(Versi Indonesia dari artikel Sdr abdul Zaini, yang dikirimkan dan telah dimuat di Forum Solusi Untuk Indonesia)
Oleh : Abdul Zaini *
Harga pelbagai kebutuhan pokok yang tinggi kita rasakan bersama dari hari ke hari harga kebutuhan pokok tak kunjung turun tetapi bahkan terus merangkak naik mulai dari beras, minyak goreng, kedelai, lombok dan lain-lain. Tentunya bagi keluarga yang memiliki penghasilan pas-pasan harus pandai-pandai mengatur keuangan bahkan tak jarang banyak masyarakat kita yang harus gali lubang tutup lubang untuk mempertahankan hidup.
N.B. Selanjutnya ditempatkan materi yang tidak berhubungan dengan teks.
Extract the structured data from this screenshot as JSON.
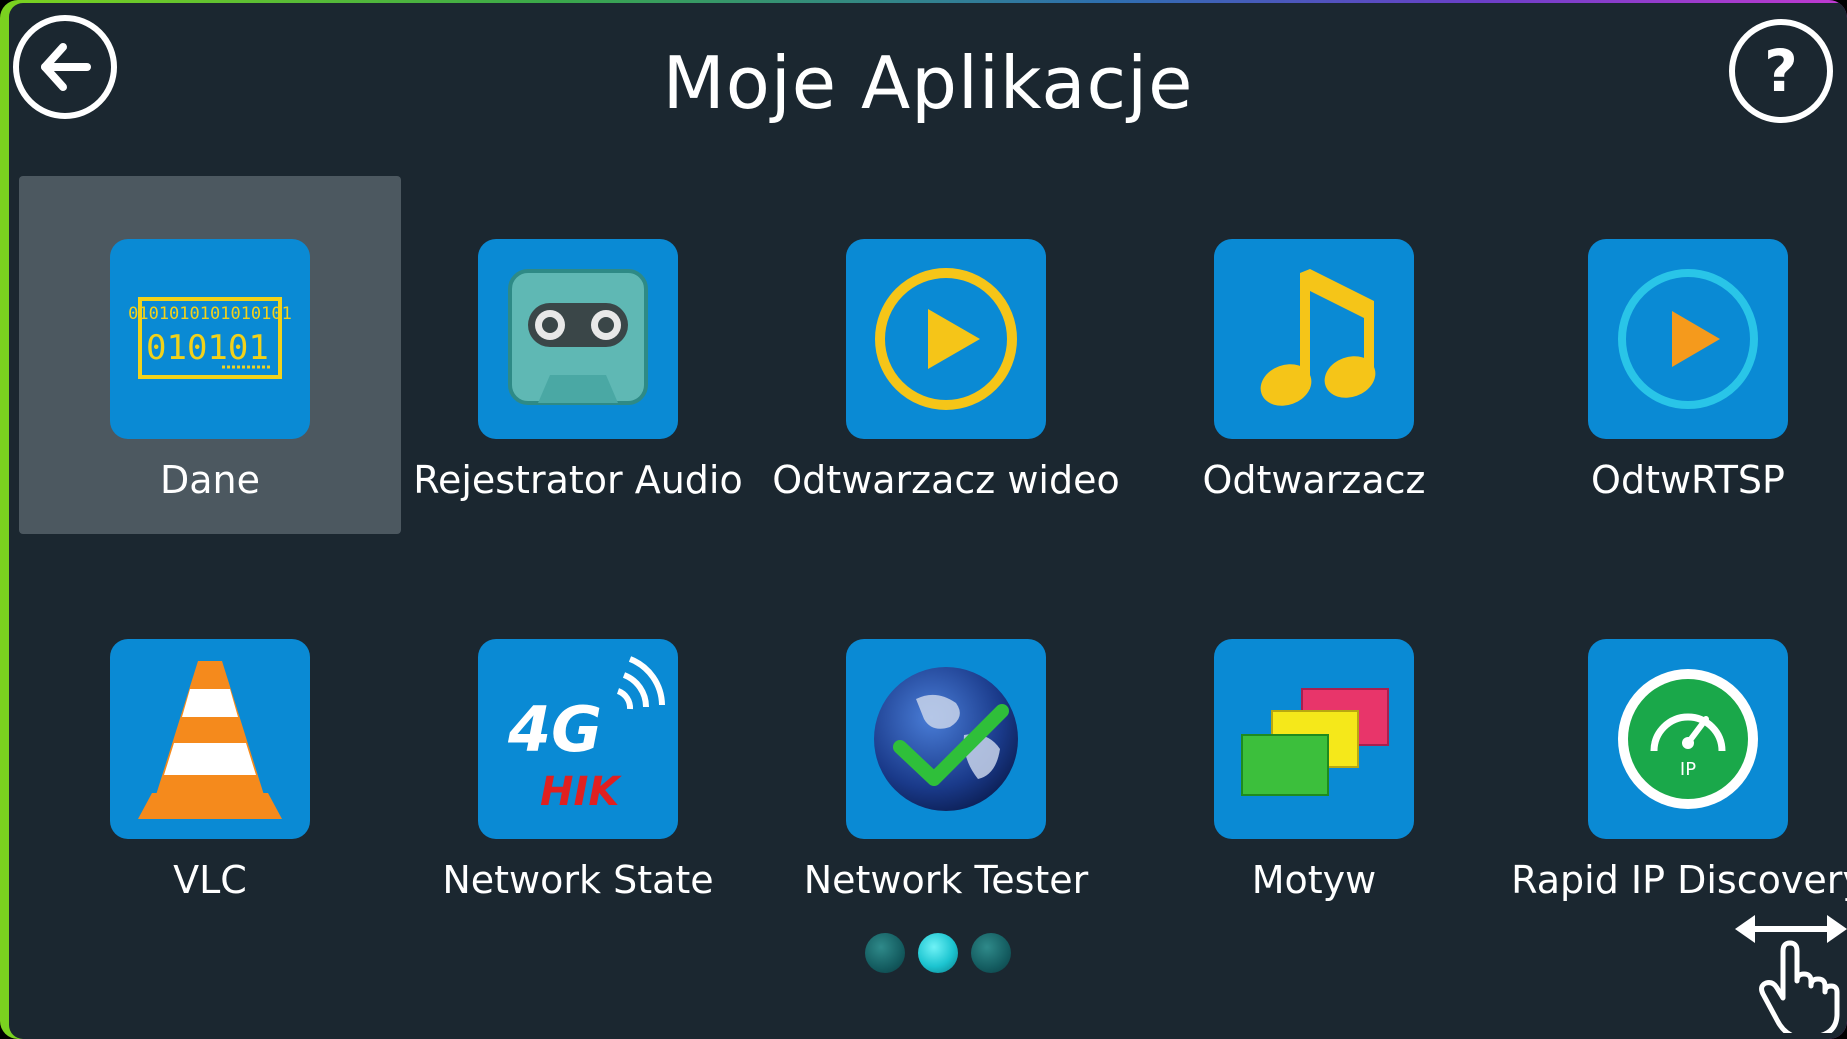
{
  "header": {
    "title": "Moje Aplikacje",
    "back_icon": "back-arrow-icon",
    "help_label": "?"
  },
  "apps": [
    {
      "label": "Dane",
      "icon": "binary-data-icon",
      "selected": true
    },
    {
      "label": "Rejestrator Audio",
      "icon": "cassette-icon",
      "selected": false
    },
    {
      "label": "Odtwarzacz wideo",
      "icon": "video-play-icon",
      "selected": false
    },
    {
      "label": "Odtwarzacz",
      "icon": "music-note-icon",
      "selected": false
    },
    {
      "label": "OdtwRTSP",
      "icon": "rtsp-play-icon",
      "selected": false
    },
    {
      "label": "VLC",
      "icon": "vlc-cone-icon",
      "selected": false
    },
    {
      "label": "Network State",
      "icon": "4g-hik-icon",
      "selected": false
    },
    {
      "label": "Network Tester",
      "icon": "globe-check-icon",
      "selected": false
    },
    {
      "label": "Motyw",
      "icon": "theme-cards-icon",
      "selected": false
    },
    {
      "label": "Rapid IP Discovery",
      "icon": "ip-gauge-icon",
      "selected": false
    }
  ],
  "icon_text": {
    "binary_top": "0101010101010101",
    "binary_bottom": "010101",
    "four_g": "4G",
    "hik": "HIK",
    "ip": "IP"
  },
  "pagination": {
    "pages": 3,
    "current": 2
  },
  "swipe_hint_icon": "swipe-hand-icon",
  "colors": {
    "background": "#1b2730",
    "tile_selected": "#4c5860",
    "icon_blue": "#0a8ad4",
    "text": "#ffffff"
  }
}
Bagi mereka sekedar untuk makan merupakan hal yang sangat istimewa.
Sebagai anak seoarang petani kecil di desa saya benar-benar merasakan bagaimana memprihatinkan menjadi keluarga petani, saya yang waktu itu masih umur belasan tahun harus membantu orang tua untuk bisa sekolah, yaitu dengan memelihara kambing karena memang penghasilan orang tua dari pertanian memang tidak mencukupi. Penghasilan orang tua saya hanya bisa digunakan untuk makan sehari-hari. Di daerah kami yang mayoritas adalah petani berusaha mencari pendapatan lain dengan memelihara binatang ternak dan dengan modal yang ala kadarnya maka tak jarang kami serumah dengan binatang ternak kami.
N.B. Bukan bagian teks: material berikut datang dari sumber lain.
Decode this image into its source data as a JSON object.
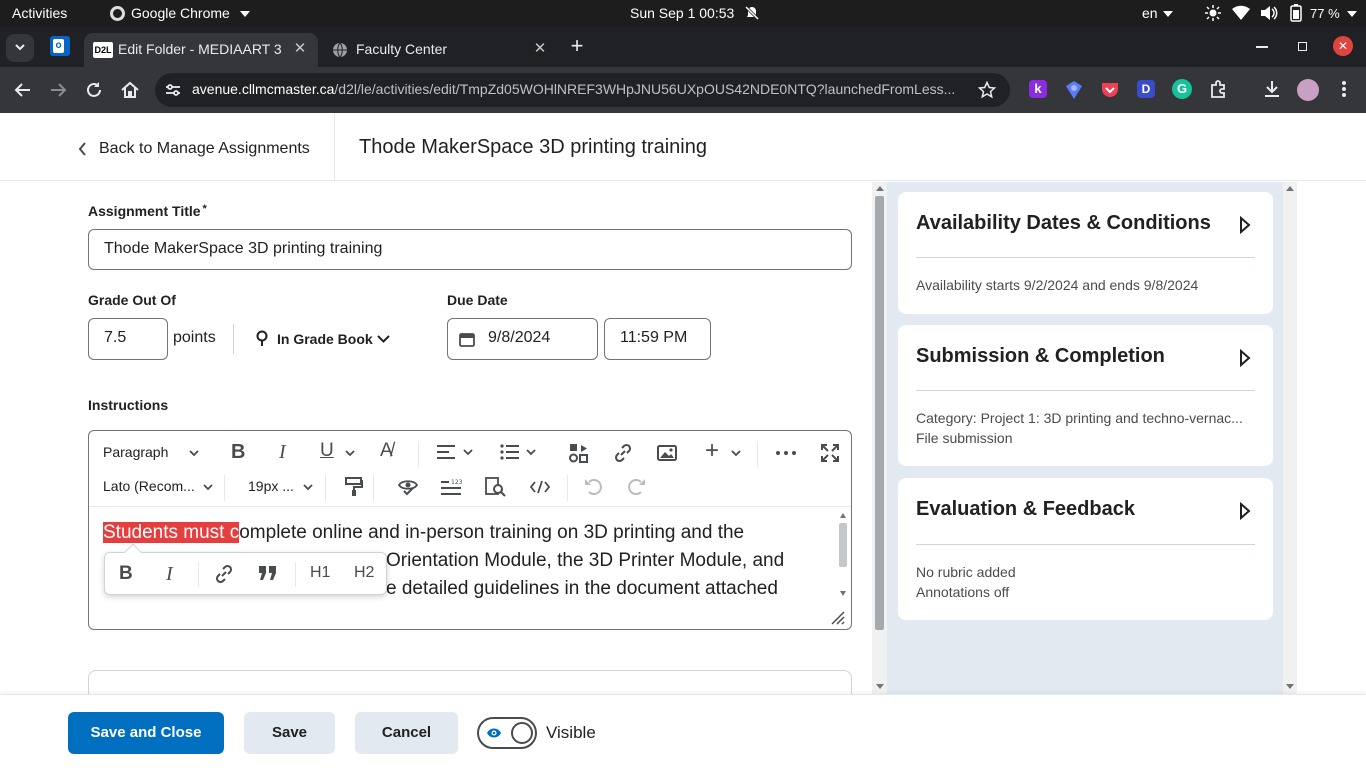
{
  "system_bar": {
    "activities": "Activities",
    "app_name": "Google Chrome",
    "datetime": "Sun Sep 1  00:53",
    "lang": "en",
    "battery": "77 %"
  },
  "browser": {
    "tabs": [
      {
        "label": "Edit Folder - MEDIAART 3",
        "active": true,
        "favicon": "D2L"
      },
      {
        "label": "Faculty Center",
        "active": false
      }
    ],
    "url_host": "avenue.cllmcmaster.ca",
    "url_path": "/d2l/le/activities/edit/TmpZd05WOHlNREF3WHpJNU56UXpOUS42NDE0NTQ?launchedFromLess..."
  },
  "header": {
    "back_label": "Back to Manage Assignments",
    "page_title": "Thode MakerSpace 3D printing training"
  },
  "form": {
    "title_label": "Assignment Title",
    "required_mark": "*",
    "title_value": "Thode MakerSpace 3D printing training",
    "grade_label": "Grade Out Of",
    "grade_value": "7.5",
    "grade_unit": "points",
    "gradebook_label": "In Grade Book",
    "due_label": "Due Date",
    "due_date": "9/8/2024",
    "due_time": "11:59 PM",
    "instructions_label": "Instructions"
  },
  "editor": {
    "paragraph_select": "Paragraph",
    "font_select": "Lato (Recom...",
    "size_select": "19px ...",
    "highlighted_text": "Students must c",
    "line1_rest": "omplete online and in-person training on 3D printing and the",
    "line2_visible": "Orientation Module, the 3D Printer Module, and",
    "line3_visible": "e detailed guidelines in the document attached",
    "float_h1": "H1",
    "float_h2": "H2"
  },
  "side_panels": [
    {
      "title": "Availability Dates & Conditions",
      "lines": [
        "Availability starts 9/2/2024 and ends 9/8/2024"
      ]
    },
    {
      "title": "Submission & Completion",
      "lines": [
        "Category: Project 1: 3D printing and techno-vernac...",
        "File submission"
      ]
    },
    {
      "title": "Evaluation & Feedback",
      "lines": [
        "No rubric added",
        "Annotations off"
      ]
    }
  ],
  "footer": {
    "save_close": "Save and Close",
    "save": "Save",
    "cancel": "Cancel",
    "visible_label": "Visible"
  },
  "colors": {
    "primary": "#006fbf",
    "highlight": "#e53e3e",
    "side_bg": "#e3e9f1",
    "close_red": "#e0443e"
  }
}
Dalam diri saya atau mungkin setiap anak petani tidak bercita-cita untuk menjadi petani karena hasil dari pertanian tidak menjanjikan untuk dapat hidup layak dengan naiknya harga pupuk, dan rendahya harga jual beras, cabe, bawang dan produk pertanian lainnya waktu musin panen membuat petani selalu mengalami kerugian ataupun hasilnya hanya cukup untuk makan sehari-hari.
Negara kita merupakan negara agraris yang hampir 60 % penduduknya bermata pencaharian sebagai petani dan tinggal di desa-desa tentunya ini adalah potensi yang sangat besar. Pada pemerintahan presiden Soeharto negara kita pernah mengalami swasembada beras bahkan negara kita ekspor beras ke negara lain. Melihat kondisi sekarang sangat bertolak belakang hampir semua bahan pokok yang ada di negara kita impor dari negara lain ketergantungan ini yang sulit untuk diantisipasi dari dalam negeri sehingga kalau negara pengekspor bergejolak perekonomiannya maka negara kita terkena imbasnya.
Sektor pertanian belum mampu menjadi pemasok kebutuhan pangan dalam negeri, hasil pertanian yang jauh dari layak menyebabkan sektor ini jarang dijadikan tumpuan hidup oleh generasi muda profesi petani merupakan jalan terakhir sehingga kualitas pertanian kita rendah dibandingkan dengan negara lain, sumber daya manusia terserap ke sektor-sektor lain yang lebih menjanjikan dan lahan pertanian banyak yang biarkan kosong.
Kebijakan pemerintah yang telah ditempuh belum mampu mengatasi hal ini, dari segi kesejahteraan petani masih tetap seperti tahun-tahun sebelumnya dan belum ada perubahan yang berarti. Diharapkan kedepan sektor pertanian harus menjadi skala prioritas bagi setiap rezim pemerintah yang memimpin negeri ini, kebijakan yang berkesinambungan yang diperlukan meskipun berganti-ganti presidennya tetapi kebijakan pertanian seharusnya memiliki arah yang jelas.
Kebijakan yang berkesinambungan ini pernah diterapkan pada masa pemerintahan Presiden Soharto yaitu dengan Repelita dan hasilnya cukup memuaskan. Pemerintahan sekarang tak ada salahnya belajar dari keberhasilan yang telah dicapai oleh pada masa Orde Baru.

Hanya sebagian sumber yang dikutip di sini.